Sunday, May 24, 2015

Reassembled 1052 console, working on carrier return issue, while fpga board in interface box is still fubar


This morning I found the pivot screw and invested a half hour trying to get the nut and lockwasher in place to be threaded into by the pivot screw. I have some masking tape holding the lockwasher in front of the nut, with the hole opened up for the pivot screw thread.

Putting the nut/washer assembly on my smaller forceps, I tried to hold it in position to start the thread from the pivot screw, but several projections on the bracket and nearby mechanisms block me from having a direct vertical approach with the forceps. Attempts to compensate by cocking the nut in the forceps teeth didn't work.

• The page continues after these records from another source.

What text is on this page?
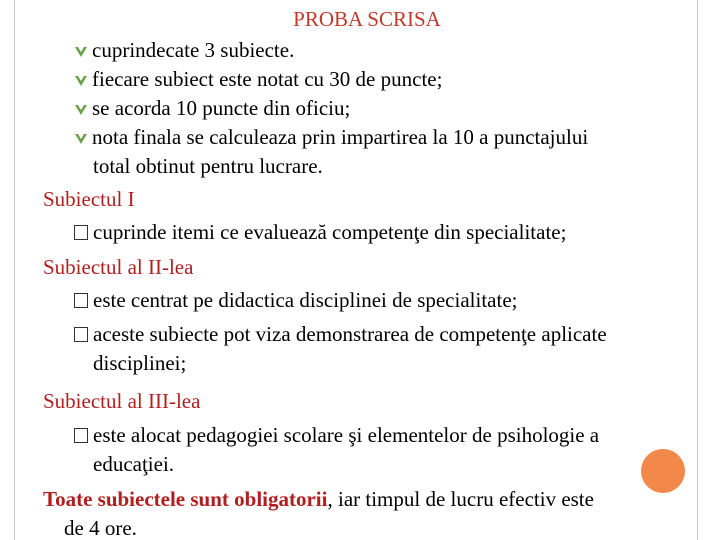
PROBA SCRISA
cuprindecate 3 subiecte.
fiecare subiect este notat cu 30 de puncte;
se acorda 10 puncte din oficiu;
nota finala se calculeaza prin impartirea la 10 a punctajului
total obtinut pentru lucrare.
Subiectul I
cuprinde itemi ce evaluează competenţe din specialitate;
Subiectul al II-lea
este centrat pe didactica disciplinei de specialitate;
aceste subiecte pot viza demonstrarea de competenţe aplicate
disciplinei;
Subiectul al III-lea
este alocat pedagogiei scolare şi elementelor de psihologie a
educaţiei.
Toate subiectele sunt obligatorii, iar timpul de lucru efectiv este
de 4 ore.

I then hit upon the idea of using some soldering tools I had which were spring clips that could hold the nut and lockwasher at their edge, leaving the hole free. With a bit of effort, I was able to get the pivot screw to mesh and tighten. It was easy to finish up, putting back the springs and the shift magnet assembly to finish up this task.

Now, I have to check and adjust the varous mechanisms to get this to tab, space, backspace, return, index and of course type properly. First up, I had to unlock the various latches that were set while I worked on the typewriter. The original problem that caused me to remove the magnet assembly was failure of the carrier return mechanism to unlatch - which I suspected was due to a missing spring being somehow wedged inside interfering with the CR release.

One big zone of impaired visibility was between the magnet assembly and the operational clutches, but I have just eliminated that by the dis-assembly and re-installation I finished today. I now have to look in a number of nooks and crannies that are covered by many other arms, pivots, levers, gears, rods, springs etc.


Using the USB microscope, I could position the wire well enough to tack it down with solder. I had a bit too much solder, creating a bridge between leads 70 and 71 of the USB chip, but I was able to use some wire braid to wick up the excess solder. It appeared that the wire was attached to the proper pin with no shorts to adjacent pins.

I attempted to load the fpga bitstream, an operation that worked before the damage I had caused but alas it still failed with an error that the 'Done' line didn't go high. I suspect this means the lines I have connected to the USB chip are broken on their way to the Xilinx Spartan 6 chip. Since these pins are balls hidden underneath the chip (a BGA surface mount type), I won't be able to access them to tack on a wire.

The flash is not visible to the USB chip, meaning I have more damage than I thought. I am down to one route to possibly load the fpga, otherwise the board is pure junk. I have the JTAG pins accessible on the external connectors, which might allow me to load it from the bit file with an external circuit I build on another board.

I did pick up a inexpensive fpga board, based on the Altera Cyclone II, which seems to have enough IO pins to use as a slave board. It does not have a USB link on it thus it can't be a substitute for my ztex board. At less than $30, it is a good option for supporting major peripherals such as disk or tape drives, linking them to the SAC Interface Box.